Alito accepted the schools’ claims at face value and in the process established a new test to determine who fits into the ministerial exception. (Only Justice Sonia Sotomayor, joined by Justice Ruth Bader Ginsburg, dissented.) The exception, Alito wrote, applied to “certain important positions with churches and other religious institutions.” Courts determine whether a position is “important” by asking if it requires the performance of “vital religious duties.” Religious duties are “vital” if they are key to “carrying out the mission of the church.” And if the church believes an employee fits this role, courts must defer to its determination. In these two teachers’ cases, Alito embraced the schools’ declaration that their minimal religious duties rendered them “ministers” who qualified for the exception.

The upshot of this new constitutional rule is that religious employers now have carte blanche to discriminate against workers. After all, if anyone sues, their employer can simply deem them “ministerial” under Alito’s deferential test, thwarting litigation. (Indeed, that appears to be exactly what happened to Biel and Morrissey-Berru.) As Sotomayor pointed out in her scathing dissent, Alito’s “laissez-faire analysis appears to allow that employer to make employment decisions because of a person’s skin color, age, disability, sex, or any other protected trait for reasons having nothing to do with religion.”

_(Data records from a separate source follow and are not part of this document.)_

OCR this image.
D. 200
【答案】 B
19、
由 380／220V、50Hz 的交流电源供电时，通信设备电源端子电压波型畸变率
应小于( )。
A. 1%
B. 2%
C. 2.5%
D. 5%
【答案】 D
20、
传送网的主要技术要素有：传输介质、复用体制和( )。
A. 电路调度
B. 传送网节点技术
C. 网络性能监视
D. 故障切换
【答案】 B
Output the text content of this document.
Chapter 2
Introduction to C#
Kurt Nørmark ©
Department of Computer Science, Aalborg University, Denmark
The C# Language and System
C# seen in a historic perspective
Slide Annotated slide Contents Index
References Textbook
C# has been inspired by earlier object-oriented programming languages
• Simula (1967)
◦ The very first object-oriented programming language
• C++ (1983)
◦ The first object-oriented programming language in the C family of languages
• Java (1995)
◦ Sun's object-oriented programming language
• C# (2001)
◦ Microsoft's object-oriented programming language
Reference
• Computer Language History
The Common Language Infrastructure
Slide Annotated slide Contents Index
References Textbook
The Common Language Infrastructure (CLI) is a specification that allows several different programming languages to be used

The court, Sotomayor continued, defeated the very purpose of civil rights laws by allowing employers “to decide for themselves whether discrimination is actionable.” In short, it “traded legal analysis for a rubber stamp.” Alito’s opinion, she concluded, “absolves religious institutions of any animus completely irrelevant to their religious beliefs or practices and all but forbids courts to inquire further about whether the employee is in fact a leader of the religion. This sweeping result is profoundly unfair.”

After Wednesday’s decision, every competent lawyer counseling a religious institution will advise their client to foist some minimal “religious duties” on lay employees to shield themselves from lawsuits. The powerful law firm Alliance Defending Freedom has already mastered this trick. In 2015, its lawyers advised religious employers to dump some trivial religious responsibilities on receptionists—like directing them to “provide religious resources”—so they would qualify as “ministers” and lose legal protections. This tactic will almost certainly become commonplace in the wake of Morrissey-Berru.

There are about 150,000 employees in the country’s Catholic schools. Morrissey-Berru will yank a large number of them outside state and federal protections against invidious discrimination. But the fallout won’t end there. As Sotomayor noted, the decision also affects “the rights of countless coaches, camp counselors, nurses, social-service workers, in-house lawyers, media-relations personnel, and many others who work for religious institutions.” From now on, these employees “could be subject to discrimination for reasons completely irrelevant to their employers’ religious tenets.”

Morrissey-Berru comes on the heels of Espinoza v. Montana, a 5–4 decision that will force a majority of states to fund parochial schools. Taken together, these two decisions mark a startling expansion of constitutional “religious liberty.” Most states must now provide taxpayer money to parochial schools—yet they are handcuffed from enforcing their own civil rights laws against the institutions they fund. The Supreme Court has not only bulldozed the wall separating church and state; it has also handed religious institutions a trump card they can use when the state asks them to follow the rules that apply to the rest of us. Religious liberty is a fundamental American value. But in the hands of this court, it has become a weapon that employers can use to make the rest of us less free.